Es waren die 80-er Jahre und der Handel mit alten abgebeizten Möbeln, „Antikmöbel“ genannt, hatte gerade seinen Höhepunkt erreicht. Damit verdiente Gerhard Berger sein Geld. In einem Industriegebiet hatte er eine große Halle gemietet, in der er all die Truhen, Kommoden und Schränke lagerte, die er bei seinen Fahrten über die Dörfer für wenig Geld zusammengekauft hatte.
Die ursprünglichen Besitzer waren zumeist froh, wenn sie die alten Sachen nicht eigenhändig zum Sperrmüll an die Straße tragen mussten und freuten sich über die paar Mark, die sie dafür bekamen.
In der Halle wurden die Sachen von Adam und Janosch, zwei äußerst geschickten Polen, abgebeizt und wenn notwendig repariert, um anschließend in der Diele und Scheune seines Resthofes zum Verkauf angeboten zu werden. Wer zu der Zeit „in“ sein wollte, holte sich nostalgisch anheimelnde Stücke aus Omas guter Stube ins Haus und so lief das Geschäft hervorragend.
In dem großen alten Gehöft im Ostholsteinischen könnte auch sie sich wunderbar selbst verwirklichen, fand der Traummann. Malen, Batiken und Töpfern, Yoga-Kurse oder sonst was anbieten. Einfach kreativ sein eben. Das hatte sich zunächst alles phantastisch angehört und erschien ihr als Alternative zum Germanistikseminar und dem Job hinterm Bartresen geradezu traumhaft.
Nur zu gerne war sie ihm auf den Hof mit der alten Linde gefolgt, in deren Schatten sie nun saß und grübelte. Hier war auch die Hochzeit gefeiert worden. Ganz romantisch im Landhausstil.

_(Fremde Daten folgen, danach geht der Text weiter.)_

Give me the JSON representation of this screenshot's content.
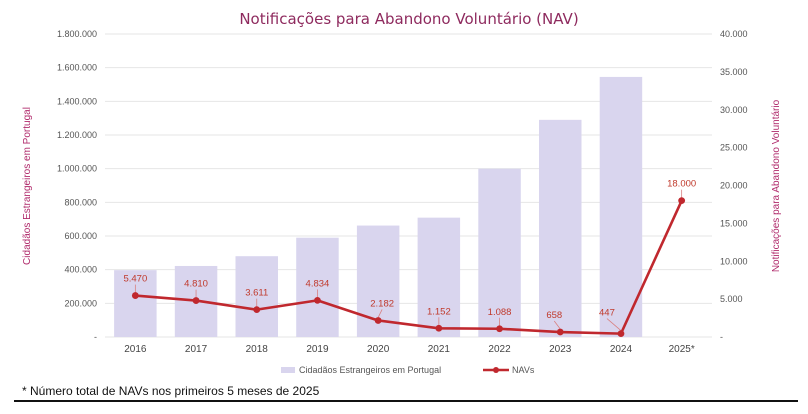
{
  "chart_data": {
    "type": "bar+line",
    "title": "Notificações para Abandono Voluntário (NAV)",
    "categories": [
      "2016",
      "2017",
      "2018",
      "2019",
      "2020",
      "2021",
      "2022",
      "2023",
      "2024",
      "2025*"
    ],
    "ylabel_left": "Cidadãos Estrangeiros em Portugal",
    "ylabel_right": "Notificações para Abandono Voluntário",
    "ylim_left": [
      0,
      1800000
    ],
    "ylim_right": [
      0,
      40000
    ],
    "left_ticks": [
      "-",
      "200.000",
      "400.000",
      "600.000",
      "800.000",
      "1.000.000",
      "1.200.000",
      "1.400.000",
      "1.600.000",
      "1.800.000"
    ],
    "right_ticks": [
      "-",
      "5.000",
      "10.000",
      "15.000",
      "20.000",
      "25.000",
      "30.000",
      "35.000",
      "40.000"
    ],
    "series": [
      {
        "name": "Cidadãos Estrangeiros em Portugal",
        "type": "bar",
        "axis": "left",
        "color": "#d9d5ee",
        "values": [
          397000,
          422000,
          480000,
          590000,
          662000,
          709000,
          1000000,
          1290000,
          1545000,
          null
        ]
      },
      {
        "name": "NAVs",
        "type": "line",
        "axis": "right",
        "color": "#c0282e",
        "values": [
          5470,
          4810,
          3611,
          4834,
          2182,
          1152,
          1088,
          658,
          447,
          18000
        ],
        "labels": [
          "5.470",
          "4.810",
          "3.611",
          "4.834",
          "2.182",
          "1.152",
          "1.088",
          "658",
          "447",
          "18.000"
        ]
      }
    ],
    "legend_position": "bottom",
    "grid": true
  },
  "footnote": "* Número total de NAVs nos primeiros 5 meses de 2025",
  "colors": {
    "title": "#8e2a5e",
    "axis_title": "#b02a6b",
    "bar": "#d9d5ee",
    "line": "#c0282e",
    "data_label": "#c0392b",
    "grid": "#e6e6e6"
  }
}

Das große Glück hatte sich indes nicht einstellen wollen. Während ihr Mann in Geschäften unterwegs war, saß sie allein mit dem Jungen auf dem abseits des Dorfes gelegenen Gehöft.
Zu den Einheimischen gestalteten sich ihre Kontaktversuche schwieriger als gedacht, zumal sie die meiste Zeit mit dem Kind allein war. Die Frauen im Dorf sahen in ihr wohl eher eine attraktive Konkurrentin und ebenso hielt sich das Interesse an Batik- und Yogakursen in Grenzen.
Auch der Junge fand wenig Gefallen an der neuen Umgebung. Den Freuden des Landlebens konnte René absolut nichts abgewinnen.
Selbst die in Aussicht gestellte Anschaffung von Hund, Katze oder Kaninchen stieß bei ihm auf wenig Sympathie. Überhaupt erwies sich der Junge mit zunehmendem Alter als schwieriges Kind. Er interessierte sich weder für die Jugendfeuerwehr noch für Fußball oder andere Sportarten und Freizeitaktivitäten seiner Klassenkameraden. Anstatt durch Wald und Feld zu stromern, war er lieber allein in seinem Zimmer.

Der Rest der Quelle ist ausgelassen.